Brexit: Londres prolonge ses assouplissements pour les saisonniers agricoles étrangers
Le gouvernement britannique a annoncé le 24 décembre l'extension jusqu'à la fin 2024 des assouplissements en vigueur pour permettre le recours aux travailleurs saisonniers agricoles étrangers, mais a exigé un plan de la part du secteur pour rompre sa dépendance à cette main-d'oeuvre. Moins d'un an après l'entrée en vigueur du Brexit, le Royaume-Uni avait déjà dû assouplir sa politique migratoire en septembre en raison de problèmes d'approvisionnements, accordant 10.500 visas de trois mois à des travailleurs de secteurs comme le transport routier ou les élevages de volailles. Selon l'extension annoncée le 24 décembre, qui concerne les travailleurs saisonniers dans les secteurs du maraîchage et de l'horticulture, 30.000 visas pouvant aller jusqu'à six mois seront disponibles avec une extension jusqu'à 40.000 si nécessaire, selon un communiqué du gouvernement britannique.

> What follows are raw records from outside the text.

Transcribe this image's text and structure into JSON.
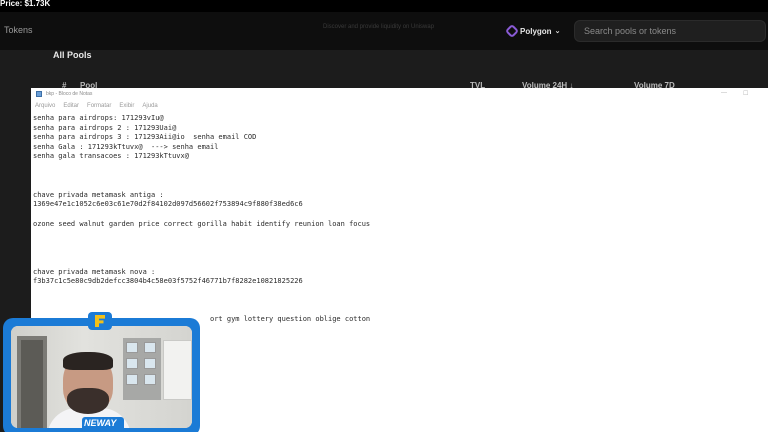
{
  "ticker": {
    "price_text": "Price: $1.73K"
  },
  "header": {
    "tokens_label": "Tokens",
    "faint_text": "Discover and provide liquidity on Uniswap",
    "network": {
      "icon": "polygon-icon",
      "label": "Polygon",
      "chevron": "chevron-down-icon"
    },
    "search": {
      "placeholder": "Search pools or tokens",
      "value": ""
    }
  },
  "pools": {
    "title": "All Pools",
    "columns": [
      "#",
      "Pool",
      "TVL",
      "Volume 24H ↓",
      "Volume 7D"
    ]
  },
  "notepad": {
    "title": "bkp - Bloco de Notas",
    "menu": [
      "Arquivo",
      "Editar",
      "Formatar",
      "Exibir",
      "Ajuda"
    ],
    "lines": [
      "senha para airdrops: 171293vIu@",
      "senha para airdrops 2 : 171293Uai@",
      "senha para airdrops 3 : 171293Aii@io  senha email COD",
      "senha Gala : 171293kTtuvx@  ---> senha email",
      "senha gala transacoes : 171293kTtuvx@",
      "",
      "",
      "",
      "chave privada metamask antiga :",
      "1369e47e1c1052c6e03c61e70d2f84102d097d56602f753894c9f880f38ed6c6",
      "",
      "ozone seed walnut garden price correct gorilla habit identify reunion loan focus",
      "",
      "",
      "",
      "",
      "chave privada metamask nova :",
      "f3b37c1c5e80c9db2defcc3804b4c58e03f5752f46771b7f8282e10821825226",
      "",
      "",
      "",
      "                                          ort gym lottery question oblige cotton"
    ]
  },
  "webcam": {
    "brand_text": "NEWAY"
  }
}
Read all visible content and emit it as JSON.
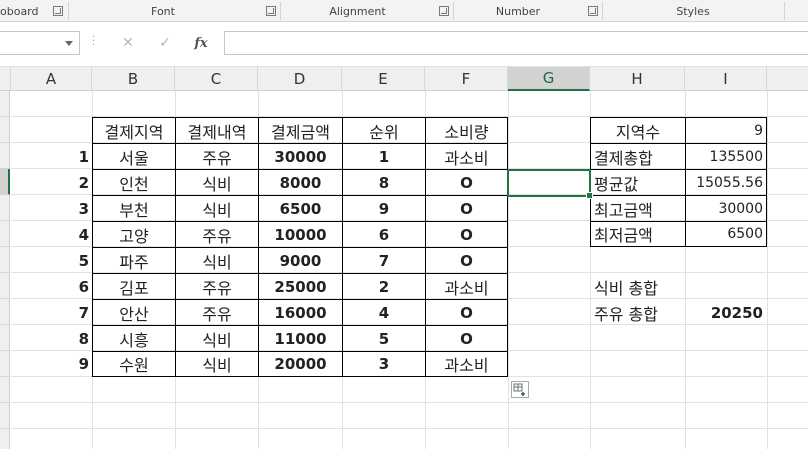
{
  "ribbon": {
    "groups": [
      {
        "label": "oboard"
      },
      {
        "label": "Font"
      },
      {
        "label": "Alignment"
      },
      {
        "label": "Number"
      },
      {
        "label": "Styles"
      }
    ]
  },
  "formula_bar": {
    "name_box_value": "",
    "cancel_glyph": "✕",
    "enter_glyph": "✓",
    "fx_label": "fx",
    "formula_value": ""
  },
  "columns": [
    "A",
    "B",
    "C",
    "D",
    "E",
    "F",
    "G",
    "H",
    "I"
  ],
  "selected_column": "G",
  "table": {
    "headers": [
      "결제지역",
      "결제내역",
      "결제금액",
      "순위",
      "소비량"
    ],
    "rows": [
      {
        "no": "1",
        "region": "서울",
        "type": "주유",
        "amount": "30000",
        "rank": "1",
        "usage": "과소비"
      },
      {
        "no": "2",
        "region": "인천",
        "type": "식비",
        "amount": "8000",
        "rank": "8",
        "usage": "O"
      },
      {
        "no": "3",
        "region": "부천",
        "type": "식비",
        "amount": "6500",
        "rank": "9",
        "usage": "O"
      },
      {
        "no": "4",
        "region": "고양",
        "type": "주유",
        "amount": "10000",
        "rank": "6",
        "usage": "O"
      },
      {
        "no": "5",
        "region": "파주",
        "type": "식비",
        "amount": "9000",
        "rank": "7",
        "usage": "O"
      },
      {
        "no": "6",
        "region": "김포",
        "type": "주유",
        "amount": "25000",
        "rank": "2",
        "usage": "과소비"
      },
      {
        "no": "7",
        "region": "안산",
        "type": "주유",
        "amount": "16000",
        "rank": "4",
        "usage": "O"
      },
      {
        "no": "8",
        "region": "시흥",
        "type": "식비",
        "amount": "11000",
        "rank": "5",
        "usage": "O"
      },
      {
        "no": "9",
        "region": "수원",
        "type": "식비",
        "amount": "20000",
        "rank": "3",
        "usage": "과소비"
      }
    ]
  },
  "summary": {
    "rows": [
      {
        "label": "지역수",
        "value": "9"
      },
      {
        "label": "결제총합",
        "value": "135500"
      },
      {
        "label": "평균값",
        "value": "15055.56"
      },
      {
        "label": "최고금액",
        "value": "30000"
      },
      {
        "label": "최저금액",
        "value": "6500"
      }
    ]
  },
  "extra": {
    "food_total_label": "식비 총합",
    "food_total_value": "",
    "fuel_total_label": "주유 총합",
    "fuel_total_value": "20250"
  },
  "colors": {
    "selection": "#217346",
    "gridline": "#e1e1e1",
    "header_bg": "#efefef"
  }
}
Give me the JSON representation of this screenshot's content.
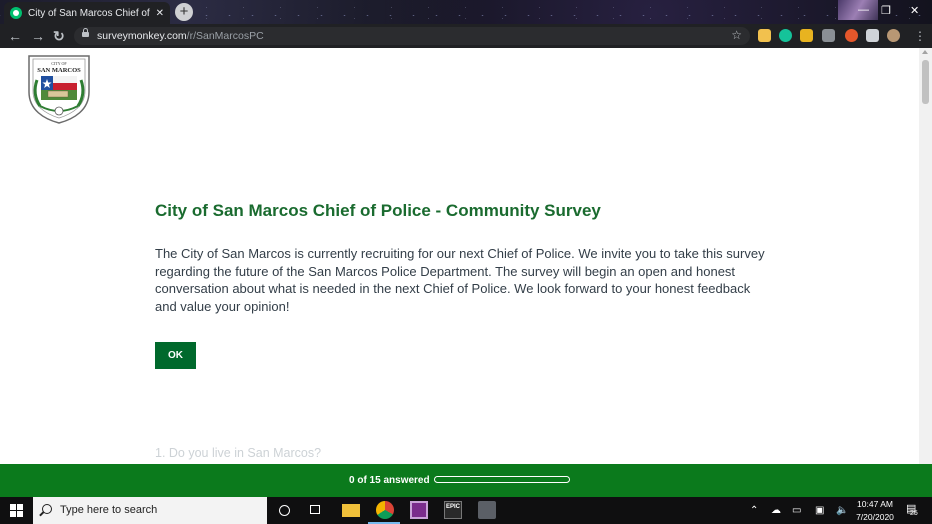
{
  "browser": {
    "tab_title": "City of San Marcos Chief of Polic",
    "tab_close": "✕",
    "new_tab": "+",
    "url_host": "surveymonkey.com",
    "url_path": "/r/SanMarcosPC",
    "back": "←",
    "forward": "→",
    "reload": "↻",
    "star": "☆",
    "win_minimize": "—",
    "win_restore": "❐",
    "win_close": "✕"
  },
  "logo": {
    "text_top": "CITY OF",
    "text_main": "SAN MARCOS"
  },
  "survey": {
    "title": "City of San Marcos Chief of Police - Community Survey",
    "intro": "The City of San Marcos is currently recruiting for our next Chief of Police.  We invite you to take this survey regarding the future of the San Marcos Police Department. The survey will begin an open and honest conversation about what is needed in the next Chief of Police. We look forward to your honest feedback and value your opinion!",
    "ok_label": "OK",
    "next_question": "1. Do you live in San Marcos?"
  },
  "progress": {
    "answered": 0,
    "total": 15,
    "label": "0 of 15 answered"
  },
  "taskbar": {
    "search_placeholder": "Type here to search",
    "time": "10:47 AM",
    "date": "7/20/2020",
    "notifications": "25",
    "epic_label": "EPIC"
  },
  "colors": {
    "title_green": "#1a6b2f",
    "button_green": "#00692c",
    "footer_green": "#0b7a1c"
  }
}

Le nombre de visas diminuera à partir de 2023, «et le secteur devra améliorer salaires et conditions» de travail, souligne le communiqué, dans la lignée du virage vers une économie post-Brexit fondée sur de hauts salaires et de hautes compétences promis par le Premier ministre Boris Johnson.
Porc: la taxe d'équarrissage généralisée contre l'avis de la Cooperl (JO)
Comme annoncé par le ministre de l'Agriculture en novembre, deux arrêtés sont parus au Journal officiel (JO) le 24 décembre qui étendent à l'ensemble de la filière la cotisation volontaire obligatoire (CVO) finançant le système d'équarrissage. Les accords «amont» et «aval» sont ainsi «étendus» aux entreprises non adhérentes de l'interprofession. C'est notamment le cas de la Cooperl, premier abatteur français, qui a quitté l’interprofession porcine en novembre 2020 et avait annoncé sa volonté de quitter l'association d'équarrissage ATM (pour «animaux trouvés morts») en 2022. Suite à cette annonce, l'interprofession avait rendu la cotisation ATM obligatoire aux adhérents de l'interprofession à partir de 2022, et demandé au ministère de l'Agriculture d'étendre la règle à toute la filière. La Cooperl avait fait paraître début octobre une lettre ouverte au ministre, arguant que l'extension de la CVO à l'ensemble des entreprises «aurait pour effet de protéger les rentes de situation établies et d'entraver toute innovation de rupture». Le groupe compte «valoriser sous forme de biocarburants les graisses issues des animaux qui meurent accidentellement en élevages»; son usine «sortira de terre en 2023», précisait-t-il dans Ouest-France.